Sawadogo X est un jeune de Nanoro. Son rêve, immigrer au Gabon. Après avoir réuni la modique somme de 300 000 F CFA, il se rend au Bénin et s’achète un billet d’avion pour Libreville. Malheureusement, de Libreville, il ne saura rien puisque son séjour s’est limité à l’aéroport Léon M’ba. Faute de document en règle, il a été ramené au Bénin le vendredi 19 juin par Air Burkina. Un rêve brisé. Peut-être qu’il va rebeloter, peut-être pas. Comme lui, beaucoup de jeunes rêvent de quitter le pays à la recherche d’un Eldorado parfois imaginaire. Le pays de Omar Bongo Ondimba, le Gabon, attire les jeunes burkinabè depuis les années 70 où le pays avait besoin de main d’œuvre pour développer son économie. Aujourd’hui, avec ses 1,5 million d’habitants et son sous-sol riche, le Gabon continue d’attirer les populations Ouest-africaines dont des Sénégalais, des Béninois et des Burkinabè.

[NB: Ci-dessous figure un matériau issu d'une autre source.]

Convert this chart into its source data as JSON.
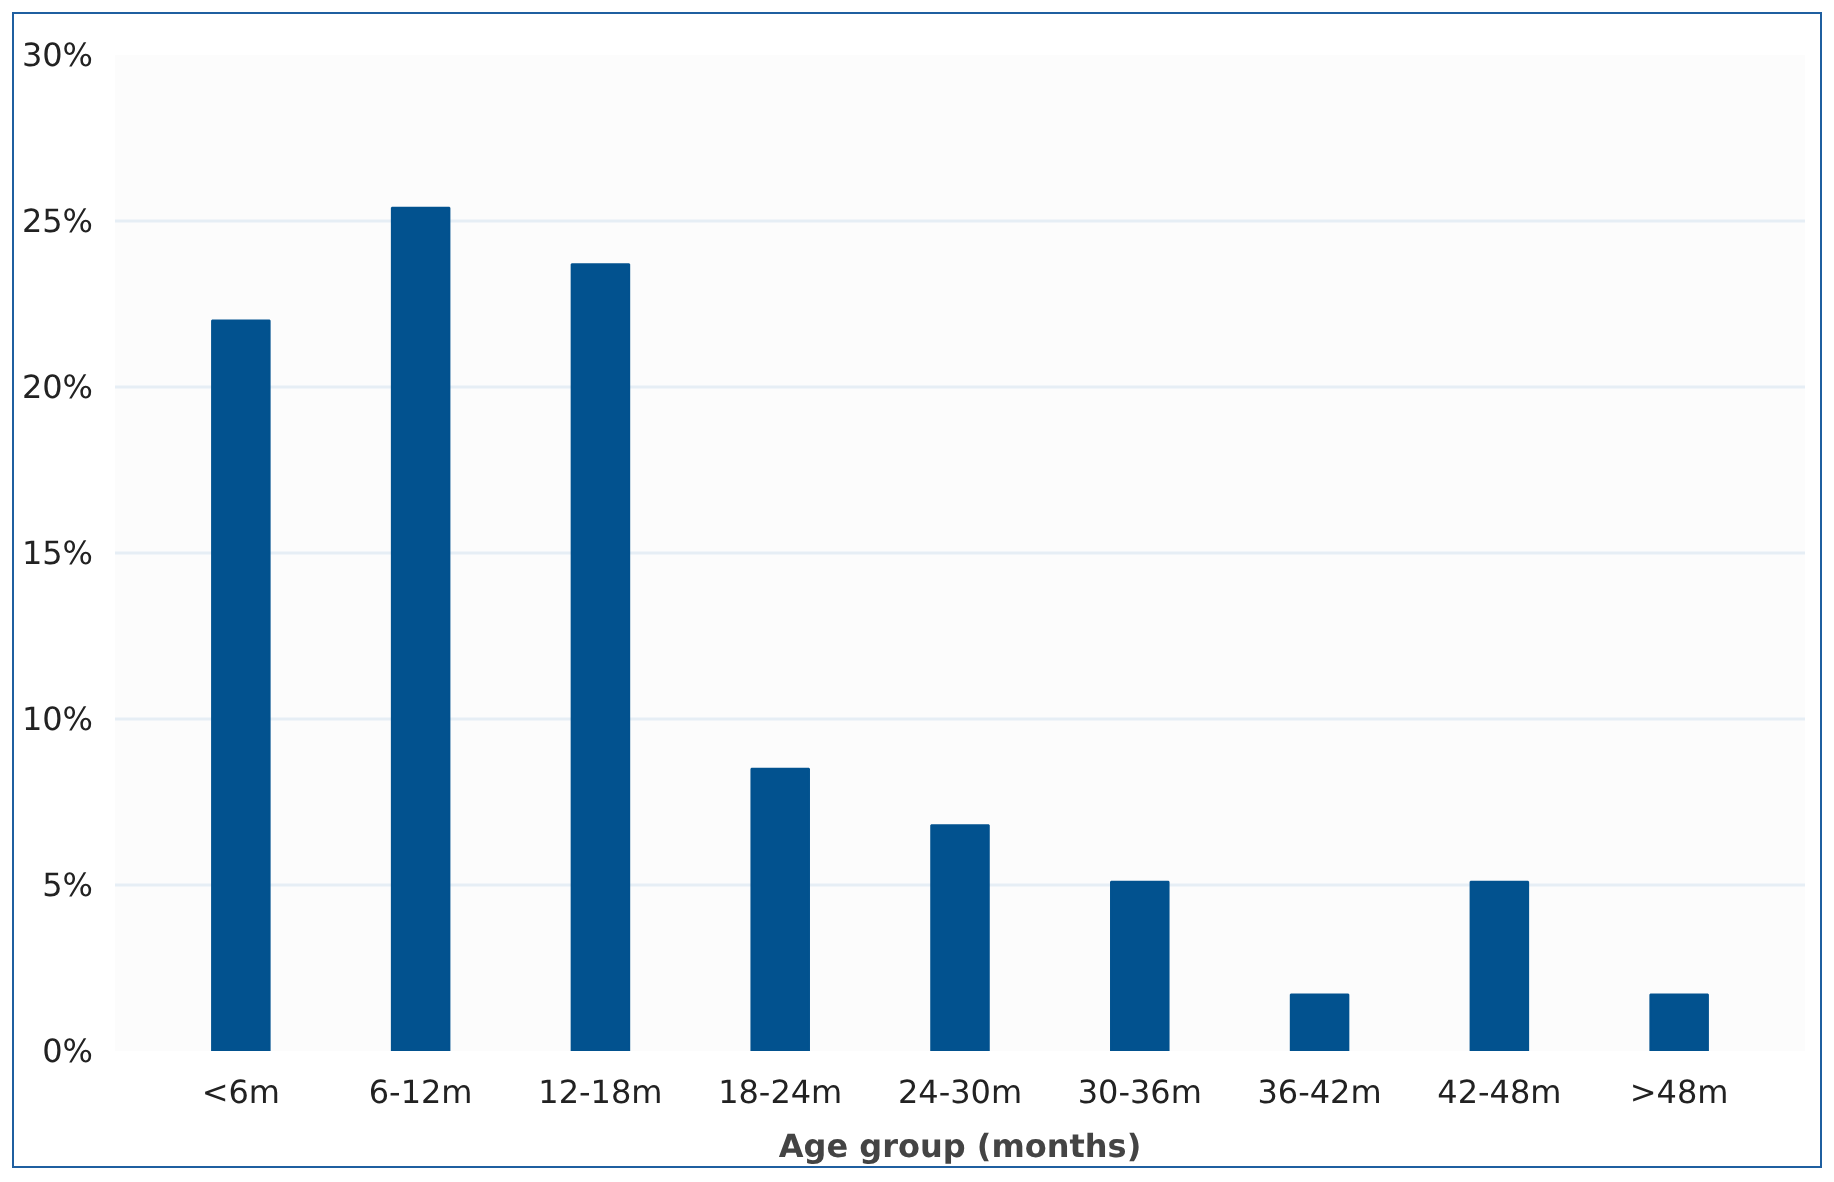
{
  "chart_data": {
    "type": "bar",
    "xlabel": "Age group (months)",
    "categories": [
      "<6m",
      "6-12m",
      "12-18m",
      "18-24m",
      "24-30m",
      "30-36m",
      "36-42m",
      "42-48m",
      ">48m"
    ],
    "values": [
      22.0,
      25.4,
      23.7,
      8.5,
      6.8,
      5.1,
      1.7,
      5.1,
      1.7
    ],
    "color": "#02528f",
    "ylim": [
      0,
      30
    ],
    "yticks": [
      {
        "value": 0,
        "label": "0%"
      },
      {
        "value": 5,
        "label": "5%"
      },
      {
        "value": 10,
        "label": "10%"
      },
      {
        "value": 15,
        "label": "15%"
      },
      {
        "value": 20,
        "label": "20%"
      },
      {
        "value": 25,
        "label": "25%"
      },
      {
        "value": 30,
        "label": "30%"
      }
    ],
    "grid": "y"
  }
}
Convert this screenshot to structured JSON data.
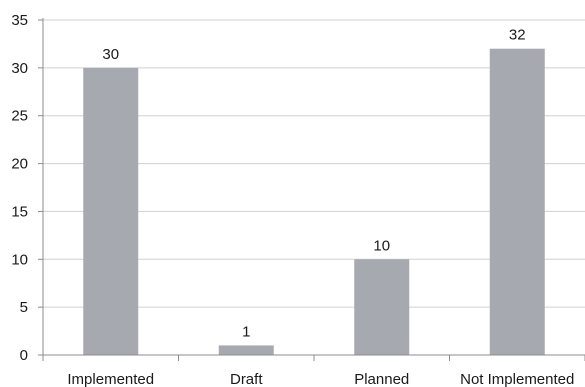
{
  "chart_data": {
    "type": "bar",
    "title": "",
    "xlabel": "",
    "ylabel": "",
    "categories": [
      "Implemented",
      "Draft",
      "Planned",
      "Not Implemented"
    ],
    "values": [
      30,
      1,
      10,
      32
    ],
    "data_labels": [
      "30",
      "1",
      "10",
      "32"
    ],
    "ylim": [
      0,
      35
    ],
    "yticks": [
      0,
      5,
      10,
      15,
      20,
      25,
      30,
      35
    ],
    "ytick_labels": [
      "0",
      "5",
      "10",
      "15",
      "20",
      "25",
      "30",
      "35"
    ],
    "grid": true,
    "legend": "none",
    "colors": {
      "bar": "#a6a9b0",
      "grid": "#d0d0d0",
      "axis": "#8c8c8c",
      "text": "#1a1a1a"
    }
  }
}
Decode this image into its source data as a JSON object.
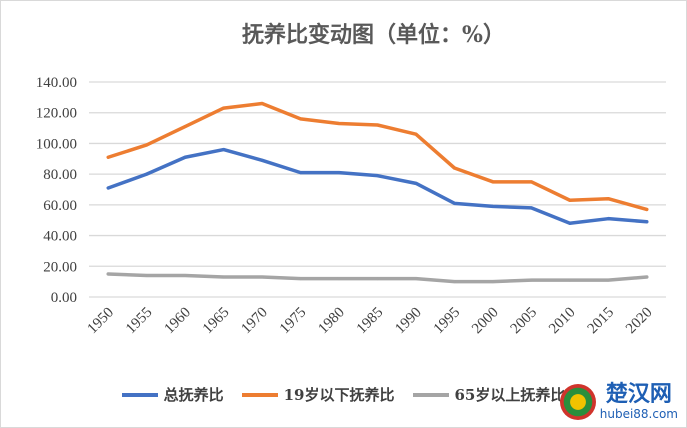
{
  "chart_data": {
    "type": "line",
    "title": "抚养比变动图（单位：%）",
    "x": [
      1950,
      1955,
      1960,
      1965,
      1970,
      1975,
      1980,
      1985,
      1990,
      1995,
      2000,
      2005,
      2010,
      2015,
      2020
    ],
    "yticks": [
      "0.00",
      "20.00",
      "40.00",
      "60.00",
      "80.00",
      "100.00",
      "120.00",
      "140.00"
    ],
    "ylim": [
      0,
      140
    ],
    "grid": true,
    "legend": "bottom",
    "series": [
      {
        "name": "总抚养比",
        "color": "#4472c4",
        "values": [
          71,
          80,
          91,
          96,
          89,
          81,
          81,
          79,
          74,
          61,
          59,
          58,
          48,
          51,
          49
        ]
      },
      {
        "name": "19岁以下抚养比",
        "color": "#ed7d31",
        "values": [
          91,
          99,
          111,
          123,
          126,
          116,
          113,
          112,
          106,
          84,
          75,
          75,
          63,
          64,
          57
        ]
      },
      {
        "name": "65岁以上抚养比",
        "color": "#a5a5a5",
        "values": [
          15,
          14,
          14,
          13,
          13,
          12,
          12,
          12,
          12,
          10,
          10,
          11,
          11,
          11,
          13
        ]
      }
    ]
  },
  "watermark": {
    "cn": "楚汉网",
    "en": "hubei88.com"
  }
}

Si officiellement, il y a 14 000 Burkinabè au Gabon, la réalité est tout autre. Selon le délégué général des Burkinabè au Gabon, Joseph Kouan Keïta, plus de 30 000 Burkinabè vivent au Gabon dont la majorité n’a pas de carte consulaire. Certains arrivent dans des conditions dramatiques parfois sans aucun document officiel, a-t-il expliqué. Depuis un certain temps, le phénomène connaît une recrudescence.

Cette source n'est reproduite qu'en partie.